Although designing and implementing efficient algorithms is typically the most critical aspect of writing programs that perform well, there’s another, often overlooked factor that can have a major impact on performance: memory. Perhaps surprisingly, two algorithms with the same asymptotic performance (number of steps in the worst case) run on the same inputs might perform very differently in practice due to the organization of the hardware on which they execute. Such differences generally stem from the algorithms' memory accesses, particularly where they store data and the kinds of patterns they exhibit when accessing it. These patterns are referred to as memory locality, and to achieve the best performance, a program’s access patterns need to align well with the hardware’s memory arrangement.

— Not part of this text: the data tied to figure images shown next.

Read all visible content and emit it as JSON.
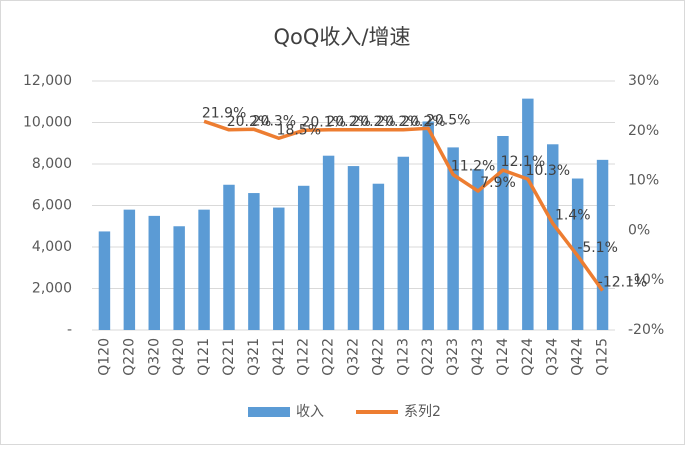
{
  "chart_data": {
    "type": "bar_line",
    "title": "QoQ收入/增速",
    "categories": [
      "Q120",
      "Q220",
      "Q320",
      "Q420",
      "Q121",
      "Q221",
      "Q321",
      "Q421",
      "Q122",
      "Q222",
      "Q322",
      "Q422",
      "Q123",
      "Q223",
      "Q323",
      "Q423",
      "Q124",
      "Q224",
      "Q324",
      "Q424",
      "Q125"
    ],
    "series": [
      {
        "name": "收入",
        "type": "bar",
        "color": "#5b9bd5",
        "axis": "y",
        "values": [
          4750,
          5800,
          5500,
          5000,
          5800,
          7000,
          6600,
          5900,
          6950,
          8400,
          7900,
          7050,
          8350,
          10050,
          8800,
          7750,
          9350,
          11150,
          8950,
          7300,
          8200
        ]
      },
      {
        "name": "系列2",
        "type": "line",
        "color": "#ed7d31",
        "axis": "y2",
        "values": [
          null,
          null,
          null,
          null,
          21.9,
          20.2,
          20.3,
          18.5,
          20.1,
          20.2,
          20.2,
          20.2,
          20.2,
          20.5,
          11.2,
          7.9,
          12.1,
          10.3,
          1.4,
          -5.1,
          -12.1
        ],
        "value_labels": [
          null,
          null,
          null,
          null,
          "21.9%",
          "20.2%",
          "20.3%",
          "18.5%",
          "20.1%",
          "20.2%",
          "20.2%",
          "20.2%",
          "20.2%",
          "20.5%",
          "11.2%",
          "7.9%",
          "12.1%",
          "10.3%",
          "1.4%",
          "-5.1%",
          "-12.1%"
        ]
      }
    ],
    "ylim": [
      0,
      12000
    ],
    "yticks": [
      {
        "value": 0,
        "label": "-"
      },
      {
        "value": 2000,
        "label": "2,000"
      },
      {
        "value": 4000,
        "label": "4,000"
      },
      {
        "value": 6000,
        "label": "6,000"
      },
      {
        "value": 8000,
        "label": "8,000"
      },
      {
        "value": 10000,
        "label": "10,000"
      },
      {
        "value": 12000,
        "label": "12,000"
      }
    ],
    "y2lim": [
      -20,
      30
    ],
    "y2ticks": [
      {
        "value": -20,
        "label": "-20%"
      },
      {
        "value": -10,
        "label": "-10%"
      },
      {
        "value": 0,
        "label": "0%"
      },
      {
        "value": 10,
        "label": "10%"
      },
      {
        "value": 20,
        "label": "20%"
      },
      {
        "value": 30,
        "label": "30%"
      }
    ],
    "grid": true,
    "legend": "bottom"
  }
}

For example, consider the following two variations of a function for averaging the values in an N×N matrix, as shown in Table 1. Despite both versions accessing the same memory locations an equal number of times (N²), the code on the left executes about five times faster on real systems than the code on the right. The difference arises from the patterns in which they access those memory locations. Toward the end of this chapter we analyze this example using the memory profiling tool Cachegrind.

Table 1. Two versions of a function that accesses every element of an NxN matrix. They only differ in their memory indexing into the matrix.
`float averageMat_v1(int *mat, int n) { int i, j, total = 0; for (i = 0; i < n; i++) { for (j = 0; j < n; j++) { // Note indexing: [i][j] total += mat[i][j]; } } return (float) total / (n n); }`	`float averageMat_v2(int *mat, int n) { int i, j, total = 0; for (i = 0; i < n; i++) { for (j = 0; j < n; j++) { // Note indexing: [j][i] total += mat[j][i]; } } return (float) total / (n n); }`

float averageMat_v1(int **mat, int n) {
    int i, j, total = 0;

    for (i = 0; i < n; i++) {
        for (j = 0; j < n; j++) {
            // Note indexing: [i][j]
            total += mat[i][j];
        }
    }

    return (float) total / (n * n);
}

float averageMat_v2(int **mat, int n) {
    int i, j, total = 0;

    for (i = 0; i < n; i++) {
        for (j = 0; j < n; j++) {
            // Note indexing: [j][i]
            total += mat[j][i];
        }
    }

    return (float) total / (n * n);
}

Storage locations like registers, CPU caches, main memory, and files on disk all feature remarkably different access times, transfer rates, and storage capacities. When programming a high-performance application, it’s important to consider where data is stored and how frequently the program accesses each device’s data. For example, accessing a slow disk once as the program starts is rarely a major concern. On the other hand, accessing the disk frequently will slow down the program considerably.

This chapter characterizes a diverse set of memory devices and describes how they’re organized in a modern PC. With that context, we’ll see how a collection of varied memory devices can be combined to exploit the locality found in a typical program’s memory access patterns.